Resterà in carcere Nicola Cosentino, ex sottosegretario del Pdl detenuto da oltre due anni in regime di carcerazione preventiva. Lo ha stabilito il Tribunale di Santa Maria Capua Vetere, prima sezione collegio B, davanti al quale pende il processo cosiddetto “Carburanti”, che vede imputato Cosentino per estorsione e illecita concorrenza con l’aggravante mafiosa. Il collegio ha respinto la richiesta di sostituzione della misura cautelare in carcere con gli arresti domiciliari fuori regione avanzata dai legali Stefano Montone e Agostino De Caro; una decisione che “neutralizza” le pronunce favorevoli a Cosentino emesse nei mesi scorsi da altri due collegi dello stesso tribunale, tra cui quello in cui l’ex politico è imputato per concorso esterno in associazione camorristica (processo “Eco4”).

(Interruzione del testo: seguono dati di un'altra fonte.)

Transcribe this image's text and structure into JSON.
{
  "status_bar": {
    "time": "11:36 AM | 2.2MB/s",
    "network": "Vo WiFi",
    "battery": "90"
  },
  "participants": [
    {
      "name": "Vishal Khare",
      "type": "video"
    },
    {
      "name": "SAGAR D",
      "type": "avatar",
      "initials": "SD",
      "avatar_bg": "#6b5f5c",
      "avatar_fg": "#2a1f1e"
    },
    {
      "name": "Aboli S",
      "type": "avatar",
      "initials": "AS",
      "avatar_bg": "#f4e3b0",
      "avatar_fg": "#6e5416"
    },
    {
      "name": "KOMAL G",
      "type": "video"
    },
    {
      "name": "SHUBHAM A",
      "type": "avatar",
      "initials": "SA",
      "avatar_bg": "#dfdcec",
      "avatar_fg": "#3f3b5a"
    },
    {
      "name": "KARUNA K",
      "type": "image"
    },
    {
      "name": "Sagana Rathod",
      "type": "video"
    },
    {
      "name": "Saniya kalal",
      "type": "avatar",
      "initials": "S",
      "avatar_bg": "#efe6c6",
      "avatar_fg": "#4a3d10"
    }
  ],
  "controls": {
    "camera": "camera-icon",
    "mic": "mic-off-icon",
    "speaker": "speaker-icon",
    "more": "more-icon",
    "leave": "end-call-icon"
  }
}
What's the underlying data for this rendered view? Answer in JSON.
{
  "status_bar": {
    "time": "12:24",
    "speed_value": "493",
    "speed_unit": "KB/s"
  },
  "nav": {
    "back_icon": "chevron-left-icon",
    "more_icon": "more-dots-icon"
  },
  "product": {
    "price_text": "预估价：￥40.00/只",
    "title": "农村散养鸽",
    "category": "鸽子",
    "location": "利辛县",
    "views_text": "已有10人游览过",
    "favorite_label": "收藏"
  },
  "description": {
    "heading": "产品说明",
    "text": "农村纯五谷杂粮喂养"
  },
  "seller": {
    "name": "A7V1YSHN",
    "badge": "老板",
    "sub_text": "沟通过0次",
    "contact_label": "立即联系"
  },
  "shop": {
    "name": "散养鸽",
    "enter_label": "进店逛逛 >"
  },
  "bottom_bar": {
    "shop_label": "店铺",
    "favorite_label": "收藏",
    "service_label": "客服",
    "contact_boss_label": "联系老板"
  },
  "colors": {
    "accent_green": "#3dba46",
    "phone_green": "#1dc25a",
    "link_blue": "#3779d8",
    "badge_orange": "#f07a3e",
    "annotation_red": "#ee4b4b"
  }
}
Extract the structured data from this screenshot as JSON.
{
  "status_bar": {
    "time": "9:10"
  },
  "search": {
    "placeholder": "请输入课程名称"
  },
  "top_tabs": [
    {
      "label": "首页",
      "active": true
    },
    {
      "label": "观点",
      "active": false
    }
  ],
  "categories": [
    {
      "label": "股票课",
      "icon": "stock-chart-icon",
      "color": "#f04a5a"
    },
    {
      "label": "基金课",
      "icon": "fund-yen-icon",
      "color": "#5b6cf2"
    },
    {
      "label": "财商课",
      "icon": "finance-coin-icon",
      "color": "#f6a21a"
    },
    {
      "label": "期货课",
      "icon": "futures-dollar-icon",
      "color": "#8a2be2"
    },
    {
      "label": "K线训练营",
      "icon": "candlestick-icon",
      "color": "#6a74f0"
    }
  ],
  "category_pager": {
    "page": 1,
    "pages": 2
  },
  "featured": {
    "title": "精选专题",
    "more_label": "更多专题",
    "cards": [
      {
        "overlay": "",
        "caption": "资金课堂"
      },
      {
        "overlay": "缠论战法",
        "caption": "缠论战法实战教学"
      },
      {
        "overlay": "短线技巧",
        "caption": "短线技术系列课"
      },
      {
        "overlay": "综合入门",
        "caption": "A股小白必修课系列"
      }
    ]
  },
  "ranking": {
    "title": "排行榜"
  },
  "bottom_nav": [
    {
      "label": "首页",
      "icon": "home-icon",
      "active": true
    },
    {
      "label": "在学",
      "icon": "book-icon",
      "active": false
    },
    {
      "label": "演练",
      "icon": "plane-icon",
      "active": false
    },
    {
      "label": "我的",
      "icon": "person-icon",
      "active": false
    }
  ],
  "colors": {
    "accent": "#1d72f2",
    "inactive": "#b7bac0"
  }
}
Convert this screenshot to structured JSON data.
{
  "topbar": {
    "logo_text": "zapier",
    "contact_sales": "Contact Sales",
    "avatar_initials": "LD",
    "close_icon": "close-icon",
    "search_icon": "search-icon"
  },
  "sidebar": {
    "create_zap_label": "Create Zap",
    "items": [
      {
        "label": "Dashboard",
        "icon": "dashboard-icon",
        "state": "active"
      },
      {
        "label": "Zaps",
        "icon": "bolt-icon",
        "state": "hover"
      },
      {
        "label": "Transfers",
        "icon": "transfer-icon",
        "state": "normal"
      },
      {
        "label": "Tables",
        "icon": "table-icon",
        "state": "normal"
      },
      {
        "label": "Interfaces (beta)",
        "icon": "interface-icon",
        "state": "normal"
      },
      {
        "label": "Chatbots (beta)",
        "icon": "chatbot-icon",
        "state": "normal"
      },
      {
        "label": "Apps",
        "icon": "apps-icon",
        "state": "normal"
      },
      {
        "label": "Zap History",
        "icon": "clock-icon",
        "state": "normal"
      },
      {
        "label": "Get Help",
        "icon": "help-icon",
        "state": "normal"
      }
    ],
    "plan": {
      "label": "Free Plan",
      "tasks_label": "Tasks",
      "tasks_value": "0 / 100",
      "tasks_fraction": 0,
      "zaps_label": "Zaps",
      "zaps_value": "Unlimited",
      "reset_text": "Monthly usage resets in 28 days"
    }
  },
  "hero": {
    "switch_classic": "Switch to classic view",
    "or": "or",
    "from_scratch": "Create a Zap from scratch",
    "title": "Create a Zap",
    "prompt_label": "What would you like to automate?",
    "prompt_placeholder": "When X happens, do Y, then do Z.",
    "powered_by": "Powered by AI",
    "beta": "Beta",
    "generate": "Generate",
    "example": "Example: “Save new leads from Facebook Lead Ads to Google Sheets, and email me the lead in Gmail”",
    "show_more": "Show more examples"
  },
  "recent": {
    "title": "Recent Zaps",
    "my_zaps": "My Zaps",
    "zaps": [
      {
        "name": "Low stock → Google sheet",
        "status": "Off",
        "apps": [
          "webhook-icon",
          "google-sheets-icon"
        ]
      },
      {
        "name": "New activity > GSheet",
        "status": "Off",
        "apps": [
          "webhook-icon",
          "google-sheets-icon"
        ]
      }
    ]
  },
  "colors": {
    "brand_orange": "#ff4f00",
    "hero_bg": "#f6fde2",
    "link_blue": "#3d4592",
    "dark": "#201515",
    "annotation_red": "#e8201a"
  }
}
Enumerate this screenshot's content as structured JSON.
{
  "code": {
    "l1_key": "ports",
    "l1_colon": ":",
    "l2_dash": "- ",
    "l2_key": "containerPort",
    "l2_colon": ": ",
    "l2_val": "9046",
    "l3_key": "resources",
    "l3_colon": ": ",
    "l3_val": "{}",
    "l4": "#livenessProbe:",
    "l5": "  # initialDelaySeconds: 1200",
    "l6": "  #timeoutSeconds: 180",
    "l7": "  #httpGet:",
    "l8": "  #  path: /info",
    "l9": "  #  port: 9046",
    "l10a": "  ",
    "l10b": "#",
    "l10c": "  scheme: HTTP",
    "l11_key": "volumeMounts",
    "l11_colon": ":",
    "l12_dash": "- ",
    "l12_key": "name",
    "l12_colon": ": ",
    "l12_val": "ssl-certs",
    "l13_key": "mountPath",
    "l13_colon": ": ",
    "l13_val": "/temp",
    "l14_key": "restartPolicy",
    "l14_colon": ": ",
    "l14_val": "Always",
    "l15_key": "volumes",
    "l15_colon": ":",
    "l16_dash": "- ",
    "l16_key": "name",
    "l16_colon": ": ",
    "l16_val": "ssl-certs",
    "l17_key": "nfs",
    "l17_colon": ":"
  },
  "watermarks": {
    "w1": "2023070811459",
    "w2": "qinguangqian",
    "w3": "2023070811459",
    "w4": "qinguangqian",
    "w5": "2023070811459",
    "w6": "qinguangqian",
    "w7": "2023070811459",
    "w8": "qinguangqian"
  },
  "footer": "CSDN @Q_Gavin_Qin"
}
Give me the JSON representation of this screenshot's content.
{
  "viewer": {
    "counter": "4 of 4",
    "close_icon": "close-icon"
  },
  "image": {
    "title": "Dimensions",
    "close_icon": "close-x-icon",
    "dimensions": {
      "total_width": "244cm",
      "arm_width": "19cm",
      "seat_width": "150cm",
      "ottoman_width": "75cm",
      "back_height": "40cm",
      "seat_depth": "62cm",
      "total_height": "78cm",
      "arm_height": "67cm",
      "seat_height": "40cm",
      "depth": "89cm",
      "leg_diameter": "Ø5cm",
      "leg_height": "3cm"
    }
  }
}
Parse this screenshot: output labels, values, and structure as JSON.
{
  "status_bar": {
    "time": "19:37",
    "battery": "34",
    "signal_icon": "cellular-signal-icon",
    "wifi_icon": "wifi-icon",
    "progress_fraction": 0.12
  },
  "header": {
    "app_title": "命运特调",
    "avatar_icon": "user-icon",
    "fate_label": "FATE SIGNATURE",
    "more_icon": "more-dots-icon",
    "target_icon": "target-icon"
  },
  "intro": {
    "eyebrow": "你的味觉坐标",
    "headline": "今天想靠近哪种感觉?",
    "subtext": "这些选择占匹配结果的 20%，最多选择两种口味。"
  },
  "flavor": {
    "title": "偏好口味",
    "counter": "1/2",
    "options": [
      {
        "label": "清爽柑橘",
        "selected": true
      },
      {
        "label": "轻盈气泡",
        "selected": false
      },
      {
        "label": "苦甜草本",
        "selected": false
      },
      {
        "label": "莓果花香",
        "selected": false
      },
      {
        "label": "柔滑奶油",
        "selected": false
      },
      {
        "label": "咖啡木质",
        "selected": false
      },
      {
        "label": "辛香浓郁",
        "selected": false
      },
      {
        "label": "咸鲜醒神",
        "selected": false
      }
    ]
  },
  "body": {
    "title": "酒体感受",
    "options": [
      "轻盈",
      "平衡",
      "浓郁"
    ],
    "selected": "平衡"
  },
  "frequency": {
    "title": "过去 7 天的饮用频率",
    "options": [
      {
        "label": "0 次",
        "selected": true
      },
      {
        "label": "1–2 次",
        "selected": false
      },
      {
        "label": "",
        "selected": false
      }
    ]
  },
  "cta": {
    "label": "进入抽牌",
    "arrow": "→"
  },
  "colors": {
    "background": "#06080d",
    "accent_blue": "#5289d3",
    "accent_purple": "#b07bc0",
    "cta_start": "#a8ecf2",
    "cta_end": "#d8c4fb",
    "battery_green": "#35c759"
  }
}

I legali di Cosentino criticano duramente l’ultima decisione. “Cosentino poteva, come hanno fatto altri, fuggire, utilizzare la politica come clava nei confronti dei giudici, rallentare a suo piacere i processi; invece, si è costituito in carcere una volta cessata la funzione di deputato, si è sempre difeso con grande correttezza nel (e non dal) processo, ha, in modo inusuale, contribuito ad accelerare i tempi dei processi. Ci chiediamo legittimamente quale ragionevolezza vera permanga in una scelta di trattamento carcerario così duro verso un cittadino che la Costituzione impone di presumere innocente” concludono.